А Маша с каждым днем становилась все требовательней – и не только в любви. Вчера, например, приказала, чтоб непременно привел к ней Тургенева, он, мол, к ней расположен, отметил ее еще на постановке в зале Руадзе [78]. А сегодня с утра и думать запретила об Иване Сергеевиче, зато достань ей хоть из-под земли сирени. А какая в мае сирень?!
Он тяжело прошелся по вытертому ковру. Ощущение пустоты и беспросветности давило душу. Журнал спасал плохо, да еще и когда он будет, тот журнал. А пока ни дела, ни денег, ни видов на будущее. А хуже всего, что нет ничего начатого, чтобы хоть на время уйти в писательскую маяту. И писать, честно говоря, не хочется.
В соборе зазвонили к обедне; синий гул плыл по воздуху кругами, медленно и гулко стуча в окна, в охладевшее ко всему сердце.
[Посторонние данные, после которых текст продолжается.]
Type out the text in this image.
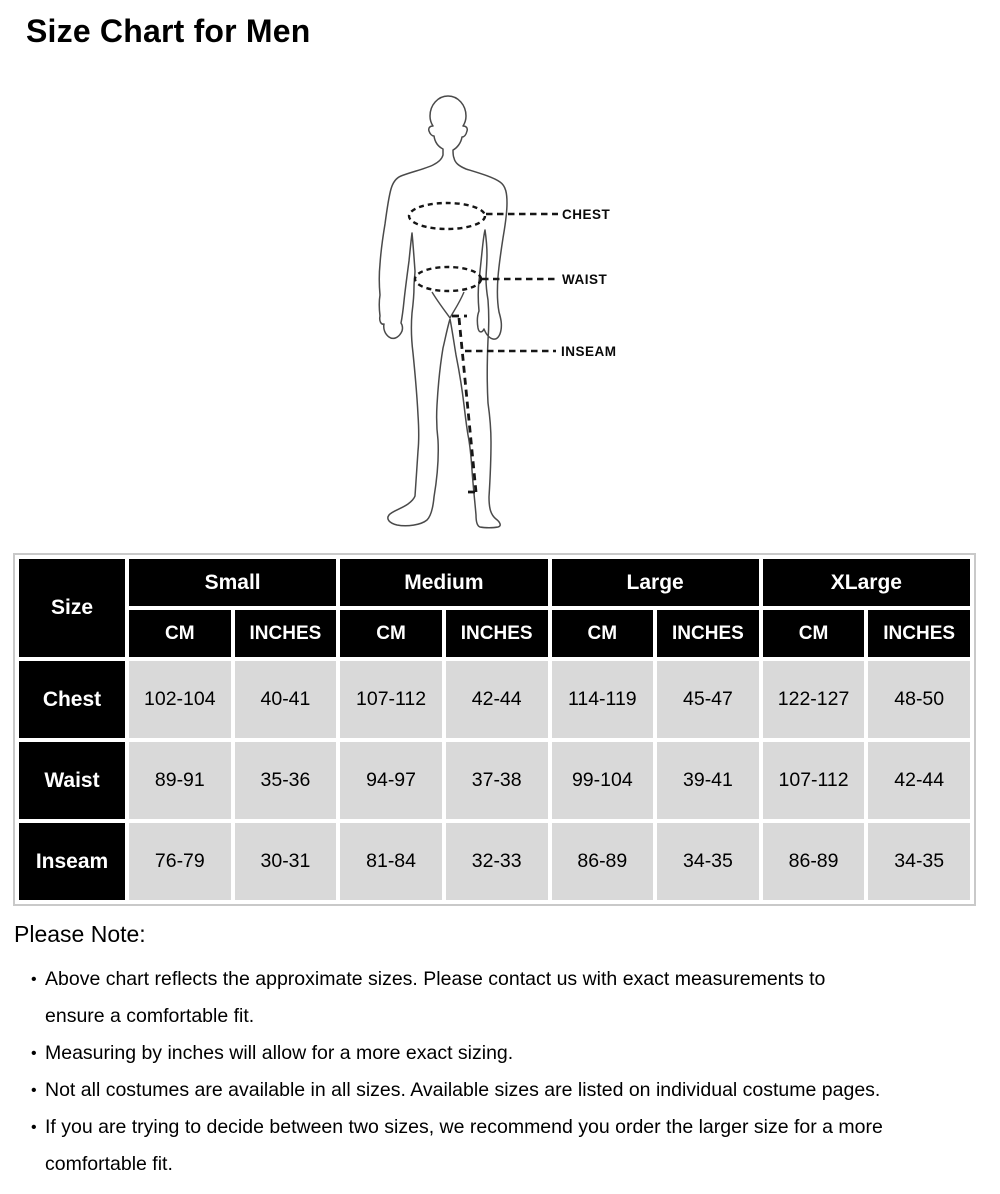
Size Chart for Men
CHEST
WAIST
INSEAM
Size	Small		Medium		Large		XLarge	
	CM	INCHES	CM	INCHES	CM	INCHES	CM	INCHES
Chest	102-104	40-41	107-112	42-44	114-119	45-47	122-127	48-50
Waist	89-91	35-36	94-97	37-38	99-104	39-41	107-112	42-44
Inseam	76-79	30-31	81-84	32-33	86-89	34-35	86-89	34-35
Please Note:
• Above chart reflects the approximate sizes. Please contact us with exact measurements to
ensure a comfortable fit.
• Measuring by inches will allow for a more exact sizing.
• Not all costumes are available in all sizes. Available sizes are listed on individual costume pages.
• If you are trying to decide between two sizes, we recommend you order the larger size for a more
comfortable fit.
Ах, Господи, опять он забыл закрыть окна – ведь Маша последнее время не выносит колокольного звона, у нее начинается мигрень или, того хуже, нервные припадки.
И тотчас из ее комнаты послышался сначала тихий, а потом душераздирающий вопль:
– Черти! Черти, вот они, черти!
Он ворвался в комнату, задыхаясь, и увидел, что Маша стоит на кровати, прижавшись к стене, и дрожит крупной дрожью, уродующей ее белое, как маска, лицо.
– Теодор, вот они, вот, на занавеси… и еще там, за трельяжем… Теодор, мне страшно, страшно!
Он с трудом сохранил серьезное и спокойное выражение лица и принялся делать вид, что выгоняет бесов в окно. Маша следила за каждым его движением, и глаза ее, казалось, становились все больше и отчаянней. Наконец, окна были закрыты, и она тихо сползла на подушки.
– А часы? Ты опять забыл часы? – вдруг выкрикнула она и заломила костлявые страшные руки.
С некоторых пор Маша стала требовать, чтобы все часы в доме заводились до такого предела, что лопались пружины. Остались только ходики в ее комнате, и их мерный стук, успокаивая ее, доводил его до сумасшествия.
Но он покорно завел последние часы, сам суеверно веря, что с ними остановится и ее жизнь.
– Ты успокоилась, Маша? – тихо спросил он и осторожно присел на край кровати.
О, этот чудовищный запах больной женщины! Он до боли прикусил губы.